I did it anyway, though, catching one of the Lexington line trains down to Astor Place. I came back aboveground beside the giant Starbucks and walked over to Broadway, heading south a couple blocks and then west, until I was on the campus of NYU. I found the dormitory I wanted, debated about using the intercom to call up, and was spared the trouble when a knot of girls emerged. I went through as the door swung shut behind them, and took the elevator up to the sixth floor.
The door to her room was decorated with all sorts of paper, postcard reprints of classic movie posters and a bumper sticker ordering me to question authority. At the center was an eight-by-five piece of paper that had been run through a printer. It read K.C. ERIKA and THIS HAD BETTER BE good!

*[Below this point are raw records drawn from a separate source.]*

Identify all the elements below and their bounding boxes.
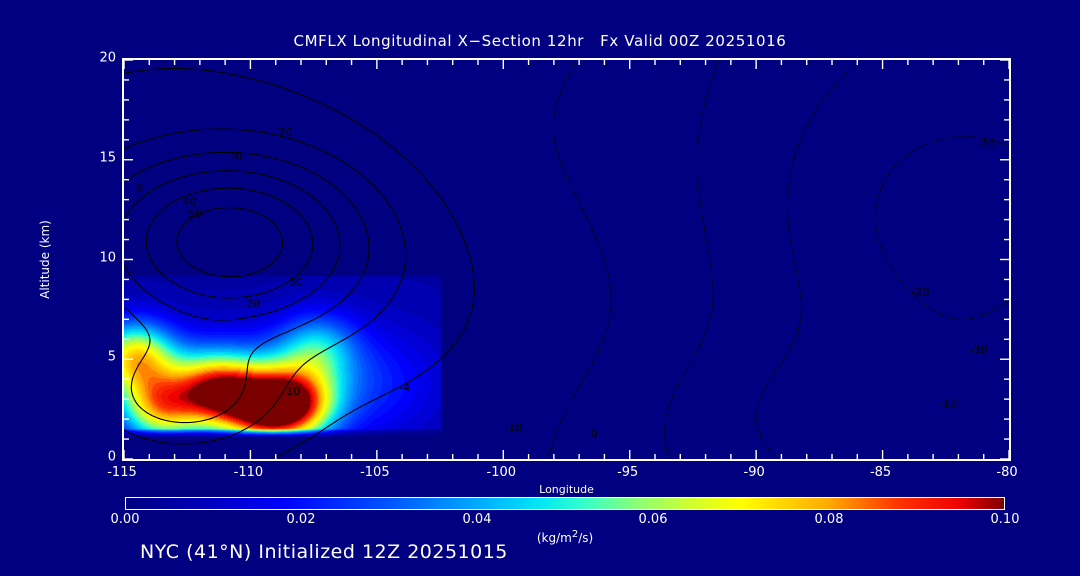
- contour-label: 20: [279, 126, 293, 139]
- contour-label: 30: [289, 275, 303, 288]
- contour-label: -4: [399, 381, 410, 394]
- colorbar: [125, 497, 1005, 510]
- colorbar-units-label: (kg/m2/s): [125, 529, 1005, 545]
- shaded-field-canvas: [124, 60, 1009, 459]
- contour-line--20: [664, 60, 720, 459]
- contour-line-30: [124, 170, 341, 321]
- contour-label: -20: [912, 285, 930, 298]
- x-tick-label: -80: [996, 465, 1018, 480]
- contour-label: 30: [228, 150, 242, 163]
- x-axis-title: Longitude: [539, 483, 594, 496]
- colorbar-tick-label: 0.08: [814, 512, 844, 527]
- contour-line-0: [124, 67, 475, 459]
- colorbar-tick-label: 0.00: [110, 512, 140, 527]
- figure-caption: NYC (41°N) Initialized 12Z 20251015: [140, 541, 508, 563]
- y-tick-label: 20: [99, 50, 116, 66]
- contour-line--40: [875, 136, 1009, 320]
- chart-title: CMFLX Longitudinal X−Section 12hr Fx Val…: [293, 32, 787, 50]
- contour-label: 0: [591, 427, 598, 440]
- x-tick-label: -95: [617, 465, 639, 480]
- x-tick-label: -100: [486, 465, 517, 480]
- contour-label: -20: [977, 138, 995, 151]
- contour-label: -10: [939, 397, 957, 410]
- x-tick-label: -115: [107, 465, 137, 480]
- colorbar-tick-label: 0.06: [638, 512, 668, 527]
- colorbar-tick-label: 0.04: [462, 512, 492, 527]
- x-tick-label: -90: [743, 465, 765, 480]
- plot-area: 50 40 30 20 20 30 10 0 -10 -10 -20 -20 -30 -4 5: [122, 58, 1011, 461]
- colorbar-tick-labels: 0.00 0.02 0.04 0.06 0.08 0.10: [111, 512, 1020, 530]
- contour-line--10: [547, 60, 612, 459]
- x-tick-label: -110: [233, 465, 264, 480]
- y-tick-label: 5: [107, 349, 116, 365]
- contour-label: 50: [188, 208, 202, 221]
- contour-line-10: [124, 128, 407, 445]
- axis-ticks: [124, 60, 1009, 459]
- contour-label: 20: [246, 297, 260, 310]
- y-tick-label: 10: [99, 250, 116, 265]
- y-tick-label: 15: [99, 150, 116, 166]
- contour-line-50: [176, 207, 284, 278]
- contour-label: 10: [286, 385, 300, 398]
- plot-canvas-wrapper: 50 40 30 20 20 30 10 0 -10 -10 -20 -20 -30 -4 5: [124, 60, 1009, 459]
- x-axis-tick-labels: -115 -110 -105 -100 -95 -90 -85 -80: [107, 465, 1017, 485]
- y-tick-label: 0: [107, 449, 116, 465]
- contour-label: 5: [136, 182, 143, 195]
- contour-line-20: [124, 151, 370, 424]
- colorbar-tick-label: 0.02: [286, 512, 316, 527]
- x-tick-label: -85: [869, 465, 892, 480]
- contour-label: 40: [183, 196, 197, 209]
- x-tick-label: -105: [360, 465, 390, 480]
- contour-label: -30: [970, 343, 988, 356]
- y-axis-title: Altitude (km): [38, 220, 52, 299]
- contour-line--30: [755, 60, 861, 459]
- colorbar-units-text: (kg/m2/s): [536, 529, 594, 545]
- contour-line-40: [145, 187, 314, 299]
- colorbar-tick-label: 0.10: [990, 512, 1020, 527]
- y-axis-tick-labels: 0 5 10 15 20: [86, 51, 116, 465]
- contour-label: -10: [504, 421, 522, 434]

The door was open, so I didn't need to knock. I stuck my head in, and saw her seated at a desk, typing furiously on a laptop. She had a cigarette going, too.
"Can I come in?" I asked.
Erika turned in the chair before I'd finished speaking, yelped, yanked the cigarette from her mouth, and jumped up and ran to me, into a hug that nearly put me back into the hall. She also nearly put the cigarette out in my neck.
"What the hell kept you?" she demanded, her face in my chest. Then she let me go and stepped back and asked it again.
"Let's go somewhere and talk."
"K.C.'s not here, she's at her playwriting class, you can come in."